# REEL SERVICING GOLD COAST



## munro91 (Oct 18, 2011)

so i picked up a second hand shimano stradic 4000 ci4 today for $120 off gumtree and was wanting it to get a bit of a check up and service before i put it to the test and it fail. I did have a bit of play with it before i bought it and it all felt smooth with no clunkiness or anything. theres not even a scratch on it that i can see and the seller said he brought it for his son about 2 years ago but his son moved over seas so decided to make some money from it. I also pulled the handle and spool off when i got it home and it didnt have any crap/dirt/salt or anything that i could see in there but im no expert haha

so i just wanted to know if anyone knows of a decent/affordable reel service person/shop on the goldy that they have used and are happy with.

kind regards,
munro


----------



## spottymac (Aug 29, 2005)

Hi Munro 
I have started to service my own reels.
Alan Tani has a awesome site for doing up reels.
See the tutorial below 
http://alantani.com/index.php?topic=914.0

Raff at Gold Coast Bait Tackle is good, you will find them on Brisbane Rd, Shop 2 - 57 59 , Biggera Waters.
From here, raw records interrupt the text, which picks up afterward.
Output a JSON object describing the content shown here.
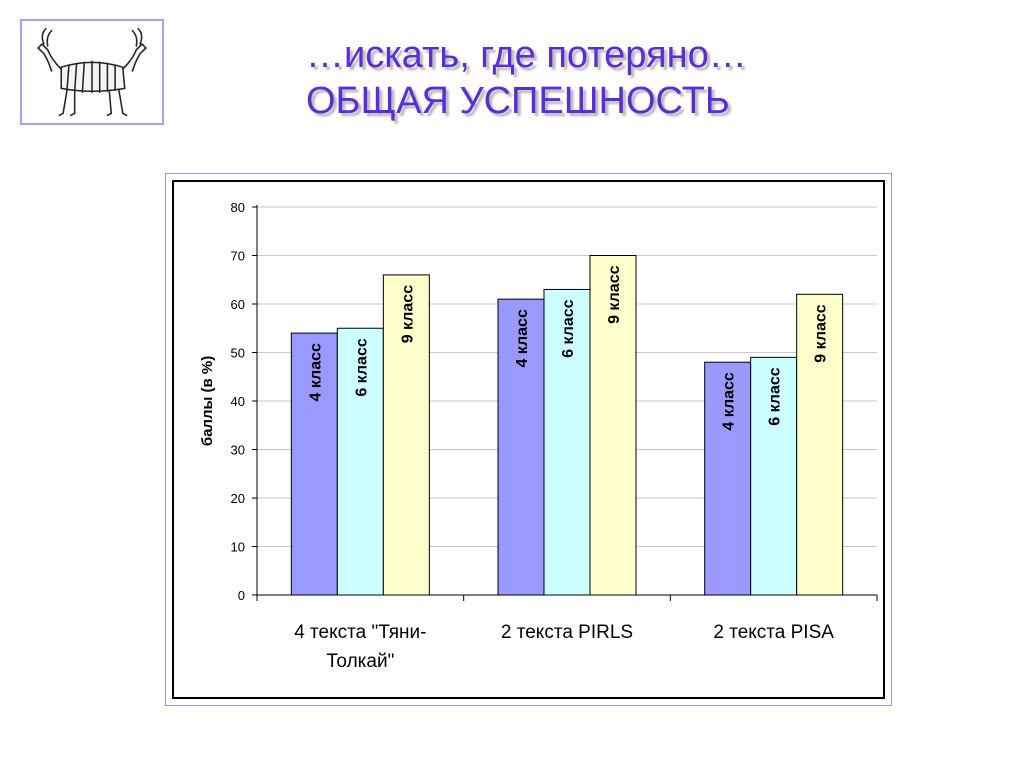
{
  "title_line1": "…искать, где потеряно…",
  "title_line2": "ОБЩАЯ УСПЕШНОСТЬ",
  "logo_icon": "goat-zebra-icon",
  "chart_data": {
    "type": "bar",
    "categories": [
      [
        "4 текста \"Тяни-",
        "Толкай\""
      ],
      [
        "2 текста PIRLS"
      ],
      [
        "2 текста PISA"
      ]
    ],
    "series": [
      {
        "name": "4 класс",
        "values": [
          54,
          61,
          48
        ],
        "color": "#9999ff"
      },
      {
        "name": "6 класс",
        "values": [
          55,
          63,
          49
        ],
        "color": "#ccffff"
      },
      {
        "name": "9 класс",
        "values": [
          66,
          70,
          62
        ],
        "color": "#ffffcc"
      }
    ],
    "ylabel": "баллы (в %)",
    "ylim": [
      0,
      80
    ],
    "yticks": [
      0,
      10,
      20,
      30,
      40,
      50,
      60,
      70,
      80
    ],
    "grid": true,
    "legend": "none"
  }
}
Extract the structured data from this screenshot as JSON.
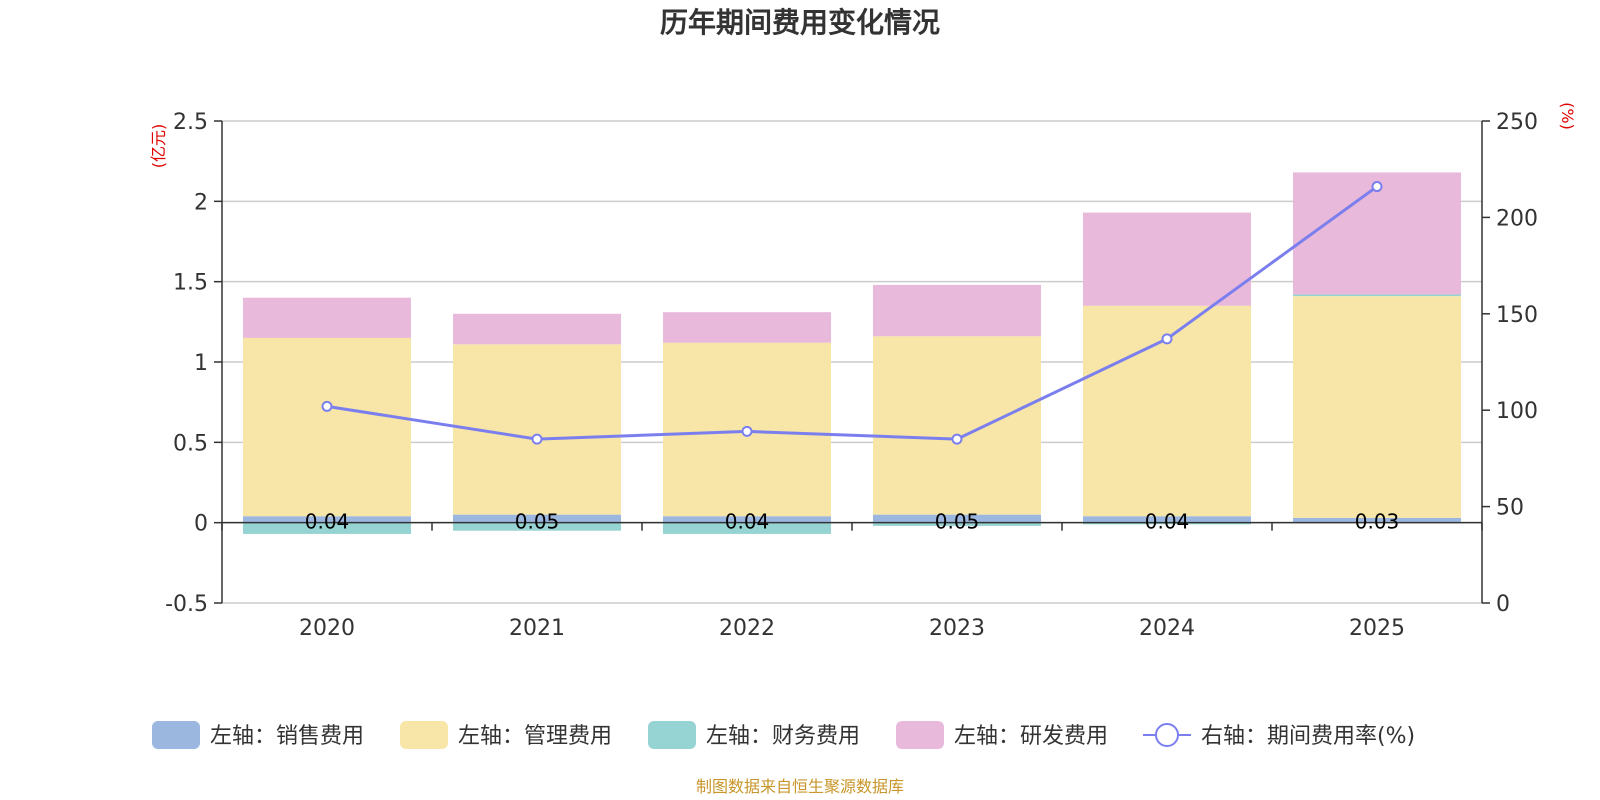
{
  "chart_data": {
    "type": "bar",
    "title": "历年期间费用变化情况",
    "categories": [
      "2020",
      "2021",
      "2022",
      "2023",
      "2024",
      "2025"
    ],
    "left_axis": {
      "unit": "(亿元)",
      "ylim": [
        -0.5,
        2.5
      ],
      "ticks": [
        "-0.5",
        "0",
        "0.5",
        "1",
        "1.5",
        "2",
        "2.5"
      ],
      "tick_values": [
        -0.5,
        0,
        0.5,
        1,
        1.5,
        2,
        2.5
      ]
    },
    "right_axis": {
      "unit": "(%)",
      "ylim": [
        0,
        250
      ],
      "ticks": [
        "0",
        "50",
        "100",
        "150",
        "200",
        "250"
      ],
      "tick_values": [
        0,
        50,
        100,
        150,
        200,
        250
      ]
    },
    "series": [
      {
        "name": "左轴：销售费用",
        "kind": "bar",
        "axis": "left",
        "color": "#9bb7e0",
        "values": [
          0.04,
          0.05,
          0.04,
          0.05,
          0.04,
          0.03
        ],
        "labels": [
          "0.04",
          "0.05",
          "0.04",
          "0.05",
          "0.04",
          "0.03"
        ]
      },
      {
        "name": "左轴：管理费用",
        "kind": "bar",
        "axis": "left",
        "color": "#f7e6a8",
        "values": [
          1.11,
          1.06,
          1.08,
          1.11,
          1.31,
          1.38
        ]
      },
      {
        "name": "左轴：财务费用",
        "kind": "bar",
        "axis": "left",
        "color": "#96d3d3",
        "values": [
          -0.07,
          -0.05,
          -0.07,
          -0.02,
          -0.01,
          0.01
        ]
      },
      {
        "name": "左轴：研发费用",
        "kind": "bar",
        "axis": "left",
        "color": "#e8b9da",
        "values": [
          0.25,
          0.19,
          0.19,
          0.32,
          0.58,
          0.76
        ]
      },
      {
        "name": "右轴：期间费用率(%)",
        "kind": "line",
        "axis": "right",
        "color": "#7b7fee",
        "values": [
          102,
          85,
          89,
          85,
          137,
          216
        ]
      }
    ],
    "legend_position": "bottom",
    "grid": true
  },
  "source": "制图数据来自恒生聚源数据库"
}
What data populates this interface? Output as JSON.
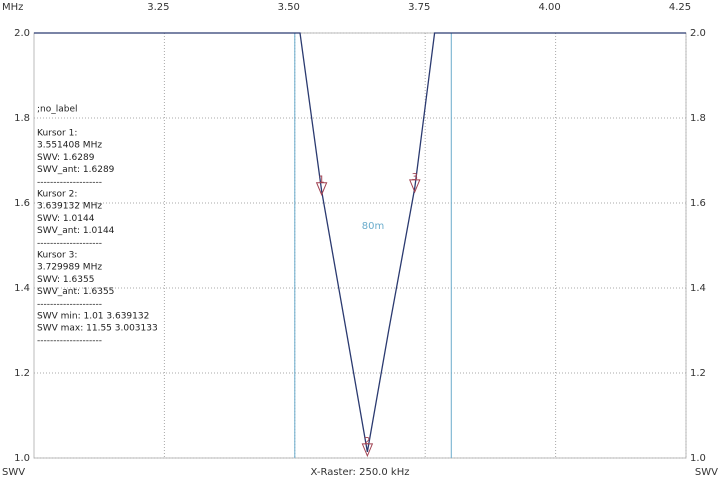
{
  "chart_data": {
    "type": "line",
    "x_unit_label": "MHz",
    "y_label_left": "SWV",
    "y_label_right": "SWV",
    "x_caption": "X-Raster: 250.0 kHz",
    "xlim": [
      3.0,
      4.25
    ],
    "xticks": [
      3.25,
      {
        "value": 3.5,
        "label": "3.50"
      },
      {
        "value": 3.75,
        "label": "3.75"
      },
      {
        "value": 4.0,
        "label": "4.00"
      },
      4.25
    ],
    "ylim": [
      1.0,
      2.0
    ],
    "yticks": [
      {
        "value": 1.0,
        "label": "1.0"
      },
      1.2,
      1.4,
      1.6,
      1.8,
      {
        "value": 2.0,
        "label": "2.0"
      }
    ],
    "grid": true,
    "series": [
      {
        "name": "SWV",
        "color": "#2b3a70",
        "x": [
          3.0,
          3.51,
          3.551408,
          3.6,
          3.639132,
          3.68,
          3.729989,
          3.768,
          4.25
        ],
        "values": [
          2.0,
          2.0,
          1.6289,
          1.29,
          1.0144,
          1.3,
          1.6355,
          2.0,
          2.0
        ]
      }
    ],
    "band": {
      "label": "80m",
      "start": 3.5,
      "end": 3.8,
      "color": "#6aaccc"
    },
    "cursors": [
      {
        "label": "1",
        "x": 3.551408,
        "y": 1.6289
      },
      {
        "label": "2",
        "x": 3.639132,
        "y": 1.0144
      },
      {
        "label": "3",
        "x": 3.729989,
        "y": 1.6355
      }
    ],
    "info_lines": [
      ";no_label",
      "Kursor 1:",
      "3.551408 MHz",
      "SWV: 1.6289",
      "SWV_ant: 1.6289",
      "--------------------",
      "Kursor 2:",
      "3.639132 MHz",
      "SWV: 1.0144",
      "SWV_ant: 1.0144",
      "--------------------",
      "Kursor 3:",
      "3.729989 MHz",
      "SWV: 1.6355",
      "SWV_ant: 1.6355",
      "--------------------",
      "SWV min: 1.01  3.639132",
      "SWV max: 11.55  3.003133",
      "--------------------"
    ]
  }
}
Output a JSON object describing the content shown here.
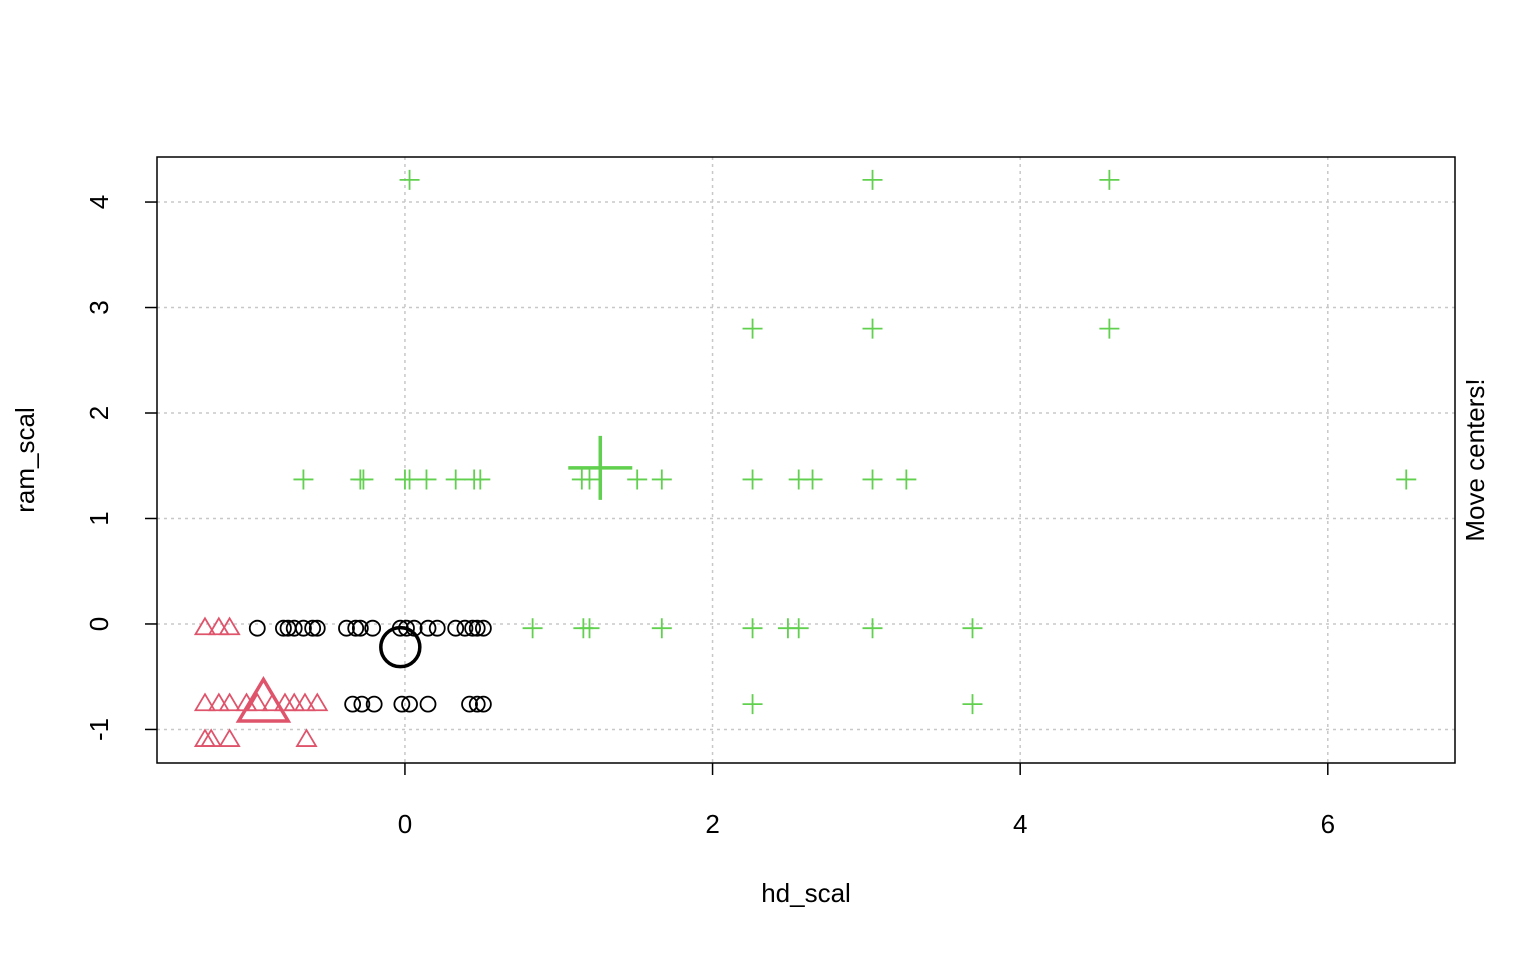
{
  "chart_data": {
    "type": "scatter",
    "x_label": "hd_scal",
    "y_label": "ram_scal",
    "annotation": "Move centers!",
    "xlim": [
      -1.612,
      6.827
    ],
    "ylim": [
      -1.318,
      4.427
    ],
    "xticks": [
      0,
      2,
      4,
      6
    ],
    "yticks": [
      -1,
      0,
      1,
      2,
      3,
      4
    ],
    "grid": true,
    "series": [
      {
        "color": "#000000",
        "marker": "circle",
        "x": [
          -0.96,
          -0.79,
          -0.76,
          -0.72,
          -0.66,
          -0.6,
          -0.57,
          -0.38,
          -0.32,
          -0.29,
          -0.21,
          -0.03,
          0.01,
          0.06,
          0.15,
          0.21,
          0.33,
          0.39,
          0.44,
          0.47,
          0.51,
          -0.34,
          -0.28,
          -0.2,
          -0.02,
          0.03,
          0.15,
          0.42,
          0.47,
          0.51
        ],
        "y": [
          -0.04,
          -0.04,
          -0.04,
          -0.04,
          -0.04,
          -0.04,
          -0.04,
          -0.04,
          -0.04,
          -0.04,
          -0.04,
          -0.04,
          -0.04,
          -0.04,
          -0.04,
          -0.04,
          -0.04,
          -0.04,
          -0.04,
          -0.04,
          -0.04,
          -0.76,
          -0.76,
          -0.76,
          -0.76,
          -0.76,
          -0.76,
          -0.76,
          -0.76,
          -0.76
        ],
        "center": {
          "x": -0.03,
          "y": -0.22
        }
      },
      {
        "color": "#DF536B",
        "marker": "triangle",
        "x": [
          -1.3,
          -1.21,
          -1.14,
          -1.3,
          -1.21,
          -1.14,
          -1.03,
          -0.96,
          -0.86,
          -0.78,
          -0.72,
          -0.65,
          -0.57,
          -1.3,
          -1.26,
          -1.14,
          -0.64
        ],
        "y": [
          -0.04,
          -0.04,
          -0.04,
          -0.76,
          -0.76,
          -0.76,
          -0.76,
          -0.76,
          -0.76,
          -0.76,
          -0.76,
          -0.76,
          -0.76,
          -1.1,
          -1.1,
          -1.1,
          -1.1
        ],
        "center": {
          "x": -0.92,
          "y": -0.77
        }
      },
      {
        "color": "#61D04F",
        "marker": "plus",
        "x": [
          0.03,
          3.04,
          4.58,
          2.26,
          3.04,
          4.58,
          -0.66,
          -0.29,
          -0.27,
          0,
          0.03,
          0.14,
          0.33,
          0.45,
          0.49,
          1.15,
          1.2,
          1.51,
          1.67,
          2.26,
          2.56,
          2.65,
          3.04,
          3.26,
          6.51,
          0.83,
          1.16,
          1.2,
          1.67,
          2.26,
          2.49,
          2.56,
          3.04,
          3.69,
          2.26,
          3.69
        ],
        "y": [
          4.21,
          4.21,
          4.21,
          2.8,
          2.8,
          2.8,
          1.37,
          1.37,
          1.37,
          1.37,
          1.37,
          1.37,
          1.37,
          1.37,
          1.37,
          1.37,
          1.37,
          1.37,
          1.37,
          1.37,
          1.37,
          1.37,
          1.37,
          1.37,
          1.37,
          -0.04,
          -0.04,
          -0.04,
          -0.04,
          -0.04,
          -0.04,
          -0.04,
          -0.04,
          -0.04,
          -0.76,
          -0.76
        ],
        "center": {
          "x": 1.27,
          "y": 1.48
        }
      }
    ]
  }
}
A few of the Boys get there reels done at Palm Beach Bait and Tackle next to the Cash Converters.

Hope this helps


----------



## Slazmo (Oct 18, 2010)

Peter Charles - Reel Service Australia. He's a personal friend of mine & have known him for the last 17 years and all of those he's been in the reel service game. Shimano and Daiwa and others certified etc... Lots of knowledge & advice!

Located at unit 1 / 8 Topaz Ct, Holywell. 4216. Or call 55 642052.


----------



## munro91 (Oct 18, 2011)

Thanks for the tip slazmo the name won't be forgotten next time I need a reel serviced.


----------